L’enfant du Brésil

Le triple vainqueur de Roland Garros est vraiment un tennisman atypique.

Déjà vainqueur dans la première moitié de la saison des tournois de Buenos Aires, Acapulco, Monte-Carlo et Roland Garros, Gustavo Kuerten a confirmé son incroyable talent durant un été où il s’est également imposé à Stuttgart et à Cincinnati.

Il est loin le temps où ce jeune homme aux cheveux bouclés et à la tenue jaune fluorescente faisait un malheur dans les allées de la Porte d’Auteuil. Généreux sur les courts, le Brésilien trône en tête des classements ATP. Ce qui n’empêche pas ce grand amateur de surf et de guitare de rester simple et sympathique.

En décembre dernier, vous avez remporté la Masters Cup à Lisbonne et êtes devenu le premier joueur sud-américain à terminer la saison à la première place mondiale.

Gustavo Kuerten: Un effet incroyable! Ma finale contre Agassi était la dernière rencontre de l’année. Je savais que je devrais puiser jusqu’au plus profond de mes ressources pour la gagner. Ma victoire en demi-finale contre Sampras m’a donné une motivation énorme. Je savais que je pouvais gagner le titre et battre Safin sur le fil.

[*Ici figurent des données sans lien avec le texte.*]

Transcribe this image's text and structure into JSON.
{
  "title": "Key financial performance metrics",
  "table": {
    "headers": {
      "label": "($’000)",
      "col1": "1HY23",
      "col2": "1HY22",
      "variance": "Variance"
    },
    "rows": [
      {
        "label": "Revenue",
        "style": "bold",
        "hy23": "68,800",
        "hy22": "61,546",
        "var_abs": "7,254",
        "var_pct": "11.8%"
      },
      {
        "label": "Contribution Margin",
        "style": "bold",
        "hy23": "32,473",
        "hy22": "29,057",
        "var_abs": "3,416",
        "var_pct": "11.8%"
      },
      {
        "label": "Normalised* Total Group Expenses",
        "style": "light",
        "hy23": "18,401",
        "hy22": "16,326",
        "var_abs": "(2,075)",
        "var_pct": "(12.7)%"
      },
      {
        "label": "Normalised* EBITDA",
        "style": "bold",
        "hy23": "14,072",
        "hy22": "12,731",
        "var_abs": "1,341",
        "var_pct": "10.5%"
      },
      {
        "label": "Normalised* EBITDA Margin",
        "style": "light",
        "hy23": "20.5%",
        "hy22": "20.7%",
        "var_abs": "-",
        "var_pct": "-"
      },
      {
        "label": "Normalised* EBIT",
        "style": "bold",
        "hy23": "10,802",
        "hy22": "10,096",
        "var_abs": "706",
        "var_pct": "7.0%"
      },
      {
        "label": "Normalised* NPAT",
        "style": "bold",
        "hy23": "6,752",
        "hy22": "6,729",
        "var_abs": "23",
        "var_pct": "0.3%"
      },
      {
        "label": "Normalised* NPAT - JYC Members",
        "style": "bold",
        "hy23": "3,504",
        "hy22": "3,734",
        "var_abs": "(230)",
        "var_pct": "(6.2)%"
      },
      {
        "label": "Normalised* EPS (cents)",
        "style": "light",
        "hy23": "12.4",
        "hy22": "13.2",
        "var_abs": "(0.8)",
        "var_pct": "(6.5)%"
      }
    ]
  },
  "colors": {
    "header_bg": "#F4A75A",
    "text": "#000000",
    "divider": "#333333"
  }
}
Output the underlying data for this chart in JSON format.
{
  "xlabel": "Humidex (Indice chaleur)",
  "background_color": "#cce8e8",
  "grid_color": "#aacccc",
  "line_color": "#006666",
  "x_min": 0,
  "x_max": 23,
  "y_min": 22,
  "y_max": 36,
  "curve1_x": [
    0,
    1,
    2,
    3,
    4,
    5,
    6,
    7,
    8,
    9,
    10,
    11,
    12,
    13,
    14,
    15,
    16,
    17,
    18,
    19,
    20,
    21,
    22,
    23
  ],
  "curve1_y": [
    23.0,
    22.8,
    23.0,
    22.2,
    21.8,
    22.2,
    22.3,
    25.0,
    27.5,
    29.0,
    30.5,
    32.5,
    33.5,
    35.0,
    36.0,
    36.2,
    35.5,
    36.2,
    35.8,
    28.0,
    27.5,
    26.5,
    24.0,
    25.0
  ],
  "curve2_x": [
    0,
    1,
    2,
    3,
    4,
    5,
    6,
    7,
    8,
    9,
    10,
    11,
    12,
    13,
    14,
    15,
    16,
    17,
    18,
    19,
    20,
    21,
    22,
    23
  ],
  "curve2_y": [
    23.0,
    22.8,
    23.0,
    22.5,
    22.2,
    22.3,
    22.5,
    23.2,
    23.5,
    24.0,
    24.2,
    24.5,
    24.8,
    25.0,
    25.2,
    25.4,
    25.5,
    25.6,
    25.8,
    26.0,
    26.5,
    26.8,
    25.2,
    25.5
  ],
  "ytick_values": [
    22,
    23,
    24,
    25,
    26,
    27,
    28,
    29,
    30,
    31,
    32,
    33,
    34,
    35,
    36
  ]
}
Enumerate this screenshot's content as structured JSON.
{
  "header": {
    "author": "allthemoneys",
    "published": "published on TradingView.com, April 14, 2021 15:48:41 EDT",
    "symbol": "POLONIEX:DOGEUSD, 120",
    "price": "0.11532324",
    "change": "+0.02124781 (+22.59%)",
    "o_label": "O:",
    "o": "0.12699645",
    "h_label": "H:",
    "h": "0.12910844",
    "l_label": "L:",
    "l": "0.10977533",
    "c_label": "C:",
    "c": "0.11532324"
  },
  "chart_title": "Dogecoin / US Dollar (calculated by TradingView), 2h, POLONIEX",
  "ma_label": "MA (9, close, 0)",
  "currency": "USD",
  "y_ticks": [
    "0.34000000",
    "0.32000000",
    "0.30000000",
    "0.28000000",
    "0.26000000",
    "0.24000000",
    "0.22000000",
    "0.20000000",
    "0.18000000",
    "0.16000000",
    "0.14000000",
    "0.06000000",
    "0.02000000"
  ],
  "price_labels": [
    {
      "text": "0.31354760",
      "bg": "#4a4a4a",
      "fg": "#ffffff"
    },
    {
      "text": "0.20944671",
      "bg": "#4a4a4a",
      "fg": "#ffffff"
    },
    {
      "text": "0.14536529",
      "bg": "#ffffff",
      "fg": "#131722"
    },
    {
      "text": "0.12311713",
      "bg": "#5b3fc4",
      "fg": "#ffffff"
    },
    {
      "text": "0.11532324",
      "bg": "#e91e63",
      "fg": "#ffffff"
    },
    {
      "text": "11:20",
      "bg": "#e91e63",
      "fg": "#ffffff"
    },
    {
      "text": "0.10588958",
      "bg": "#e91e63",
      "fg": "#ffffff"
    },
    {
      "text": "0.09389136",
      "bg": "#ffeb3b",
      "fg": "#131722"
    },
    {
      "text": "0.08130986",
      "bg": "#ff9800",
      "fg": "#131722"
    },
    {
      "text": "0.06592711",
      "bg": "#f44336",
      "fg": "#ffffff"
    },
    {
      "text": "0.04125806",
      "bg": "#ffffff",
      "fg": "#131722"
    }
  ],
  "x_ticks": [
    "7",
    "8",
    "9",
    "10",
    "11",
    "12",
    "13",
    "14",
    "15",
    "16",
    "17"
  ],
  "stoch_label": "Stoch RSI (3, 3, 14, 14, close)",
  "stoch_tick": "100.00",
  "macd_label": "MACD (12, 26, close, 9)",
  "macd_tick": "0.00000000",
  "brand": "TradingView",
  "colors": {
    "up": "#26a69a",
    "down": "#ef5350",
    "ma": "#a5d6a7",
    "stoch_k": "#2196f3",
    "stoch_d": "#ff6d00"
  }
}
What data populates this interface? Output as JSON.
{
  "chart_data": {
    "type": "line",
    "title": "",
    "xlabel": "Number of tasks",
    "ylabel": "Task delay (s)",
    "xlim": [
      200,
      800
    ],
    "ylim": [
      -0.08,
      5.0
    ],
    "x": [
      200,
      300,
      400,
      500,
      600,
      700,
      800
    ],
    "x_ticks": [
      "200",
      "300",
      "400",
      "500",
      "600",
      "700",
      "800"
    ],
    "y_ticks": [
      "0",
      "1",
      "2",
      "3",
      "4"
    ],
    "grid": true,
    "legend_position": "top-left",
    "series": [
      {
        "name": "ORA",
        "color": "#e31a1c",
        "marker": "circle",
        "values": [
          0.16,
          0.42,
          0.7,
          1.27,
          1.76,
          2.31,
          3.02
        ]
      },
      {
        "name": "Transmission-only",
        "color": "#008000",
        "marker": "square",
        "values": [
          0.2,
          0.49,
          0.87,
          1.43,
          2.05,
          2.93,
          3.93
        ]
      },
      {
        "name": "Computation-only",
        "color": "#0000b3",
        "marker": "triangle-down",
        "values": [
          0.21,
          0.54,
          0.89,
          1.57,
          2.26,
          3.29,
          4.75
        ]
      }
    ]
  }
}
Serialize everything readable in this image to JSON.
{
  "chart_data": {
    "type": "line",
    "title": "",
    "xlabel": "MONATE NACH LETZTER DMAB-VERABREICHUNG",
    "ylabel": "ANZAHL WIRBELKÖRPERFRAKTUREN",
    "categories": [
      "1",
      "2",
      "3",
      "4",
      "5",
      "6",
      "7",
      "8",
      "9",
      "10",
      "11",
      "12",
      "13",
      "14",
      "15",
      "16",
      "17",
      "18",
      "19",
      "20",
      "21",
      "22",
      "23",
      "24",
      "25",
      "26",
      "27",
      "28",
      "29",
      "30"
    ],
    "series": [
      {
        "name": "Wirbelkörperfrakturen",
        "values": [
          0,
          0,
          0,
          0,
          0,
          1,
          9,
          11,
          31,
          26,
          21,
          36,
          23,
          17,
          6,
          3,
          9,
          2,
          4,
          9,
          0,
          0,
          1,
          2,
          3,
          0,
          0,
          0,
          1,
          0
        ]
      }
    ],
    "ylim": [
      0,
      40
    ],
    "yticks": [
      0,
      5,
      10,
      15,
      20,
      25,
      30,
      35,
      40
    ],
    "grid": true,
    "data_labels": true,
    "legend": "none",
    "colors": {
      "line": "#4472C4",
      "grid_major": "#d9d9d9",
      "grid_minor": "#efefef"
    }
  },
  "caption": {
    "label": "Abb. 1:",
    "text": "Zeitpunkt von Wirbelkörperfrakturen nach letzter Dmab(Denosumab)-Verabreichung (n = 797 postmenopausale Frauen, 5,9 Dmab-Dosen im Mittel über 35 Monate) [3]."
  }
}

Comment avez-vous vécu les derniers mois de la défunte saison? La lutte a été très serrée jusqu’au bout.

Je crois que ce fut l’une des saisons les plus palpitantes que l’ATP ait jamais connue. Trois mois avant l’épilogue, personne ne pouvait dire qui remporterait la palme. J’ai été longtemps n°1, puis il y a eu Agassi, Safin, Norman. Même Sampras était encore en course. Les demi-finales à Lisbonne furent disputées par les quatre vainqueurs en Grand Chelem. Le scénario parfait! Pour moi, ce que j’ai réalisé fut immense. Jamais je n’ai cru que je réaliserais une telle chose un jour. Si on m’avait dit au début du tournoi que pour être N°1, il me fallait battre Kafelnikov, Sampras et Agassi, j’aurais dit: -Je n’ai aucune chance! Franchement, je ne sais toujours pas comment j’y suis arrivé mais je l’ai fait.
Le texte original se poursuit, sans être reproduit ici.